Characterisation of ADAMTS13 antibodies in thrombotic thrombocytopaenic pupura (TTP)
ADAMTS13 is an anti-coagulant protein that cleaves the von Willebrand Factor (vWF), a process that is important in the maintenance of haemostasis. When ADAMTS13 deficiencies occur, ultra large vWF multimers remained uncleaved within the circulation and leads to the formation of small blood clots (microthrombi) resulting in thrombotic thrombocytopaenic pupura (TTP), a condition that is fatal if left untreated. Deficiencies in ADAMTS13 can result from inactivating mutations in ADAMTS13 or from the presence of inhibitory autoantibodies directed against ADAMTS13. However, there are individuals with high titres of ADAMTS13 autoantibodies that do not develop TTP, indicating that there are ADAMTS13 antibodies which are not inhibitory. Current methods to detect ADAMTS13 autoantibodies do not discriminate between the inhibitory and non-inhibitory forms, and also do not identify the ADAMTS13 epitopes that are targeted. This study aims to develop a method for screening patient samples for identifying specific populations of ADAMTS13 autoantibodies and determining their role in thrombotic disorders including TTP onset and stroke.

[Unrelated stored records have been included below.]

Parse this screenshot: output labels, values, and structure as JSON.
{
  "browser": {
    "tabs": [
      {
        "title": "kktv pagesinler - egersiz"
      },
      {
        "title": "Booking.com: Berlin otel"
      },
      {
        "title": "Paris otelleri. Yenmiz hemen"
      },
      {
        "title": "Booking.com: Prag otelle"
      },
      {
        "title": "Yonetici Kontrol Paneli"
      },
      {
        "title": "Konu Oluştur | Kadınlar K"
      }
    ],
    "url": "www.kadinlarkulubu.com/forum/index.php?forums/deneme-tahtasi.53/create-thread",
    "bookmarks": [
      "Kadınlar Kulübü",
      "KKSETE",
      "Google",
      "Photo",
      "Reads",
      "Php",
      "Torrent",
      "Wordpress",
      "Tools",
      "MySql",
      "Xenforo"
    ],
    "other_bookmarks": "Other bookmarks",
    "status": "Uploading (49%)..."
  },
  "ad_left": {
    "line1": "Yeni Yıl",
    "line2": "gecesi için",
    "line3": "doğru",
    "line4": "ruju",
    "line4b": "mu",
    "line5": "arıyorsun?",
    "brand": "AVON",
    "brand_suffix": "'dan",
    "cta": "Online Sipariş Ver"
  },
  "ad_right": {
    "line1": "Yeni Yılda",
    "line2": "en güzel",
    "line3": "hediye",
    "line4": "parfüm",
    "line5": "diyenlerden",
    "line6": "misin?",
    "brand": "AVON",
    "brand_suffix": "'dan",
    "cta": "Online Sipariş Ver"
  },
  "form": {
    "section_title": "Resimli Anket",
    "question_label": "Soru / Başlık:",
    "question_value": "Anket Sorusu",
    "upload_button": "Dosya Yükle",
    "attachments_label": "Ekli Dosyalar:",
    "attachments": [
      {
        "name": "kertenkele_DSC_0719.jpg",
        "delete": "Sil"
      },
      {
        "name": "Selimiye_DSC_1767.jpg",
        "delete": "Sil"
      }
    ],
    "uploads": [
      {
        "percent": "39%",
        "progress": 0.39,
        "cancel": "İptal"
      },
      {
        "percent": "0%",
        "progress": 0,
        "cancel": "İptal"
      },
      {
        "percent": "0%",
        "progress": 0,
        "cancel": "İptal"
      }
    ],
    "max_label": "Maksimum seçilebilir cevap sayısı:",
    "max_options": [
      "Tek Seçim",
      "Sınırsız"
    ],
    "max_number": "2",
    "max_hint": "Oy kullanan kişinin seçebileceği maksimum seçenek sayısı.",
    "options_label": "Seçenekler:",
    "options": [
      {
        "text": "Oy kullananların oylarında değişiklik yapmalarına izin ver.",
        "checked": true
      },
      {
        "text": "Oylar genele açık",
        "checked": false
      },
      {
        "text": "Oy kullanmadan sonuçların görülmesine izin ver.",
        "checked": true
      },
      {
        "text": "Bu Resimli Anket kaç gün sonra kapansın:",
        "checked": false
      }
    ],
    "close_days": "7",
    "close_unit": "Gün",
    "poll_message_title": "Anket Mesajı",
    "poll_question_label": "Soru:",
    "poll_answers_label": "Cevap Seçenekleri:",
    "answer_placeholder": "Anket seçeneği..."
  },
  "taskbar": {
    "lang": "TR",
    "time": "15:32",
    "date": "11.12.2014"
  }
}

Characterisation of folate receptor alpha (FR) autoantibodies in recurrent miscarriage
Folate deficiency is a known risk factor for recurrent miscarriage, however its aetiology is not fully understood. It has been proposed that miscarriage results from thrombus formation as a function of reduced folate-dependent DNA synthesis and repair. Interestingly, folate deficiency can occur within the embryo even when maternal folate levels are within normal range, indicating impaired folate uptake. Recent studies have identified autoantibodies that block the folate receptor alpha (FRa), a tissue specific folate transport protein, to inhibit folate transport. Embryonic folate transport is highly dependent on FRa and dysregulation of folate transport has been associated with neural tube defects and cerebral folate deficiency. Furthermore, it is well known that immunological responses and autoimmune diseases can have a substantive impact on embryonic development; therefore we propose that autoantibodies directed against FRa block folate binding to the receptor causing folate deficiency complications to the pregnancy leading to thrombotic miscarriage.
Charactersation of miRNAs in oestrogen-mediated hypercoaguability during pregnancy and oral contraceptive use
Protein S (PS) is an anti-coagulant factor naturally produced in the liver that functions to inhibit the formation of blood clots. It is well documented in clinical studies that levels of PS decline in response to increased circulating oestrogen levels during pregnancy, oral contraceptive use or oestrogen replacement therapy, leading to a high risk of venous thrombosis. However the molecular mechanism of oestrogen-mediated acquired PS deficiency are poorly understood. We identified that microRNAs are involved with the regulation of coagulation factors responsive to oestrogens and this study aims to identify oestrogen-responsive miRNAs, as well as the establish role of microRNAs in the regulation of haemostasis and thrombotic disorders.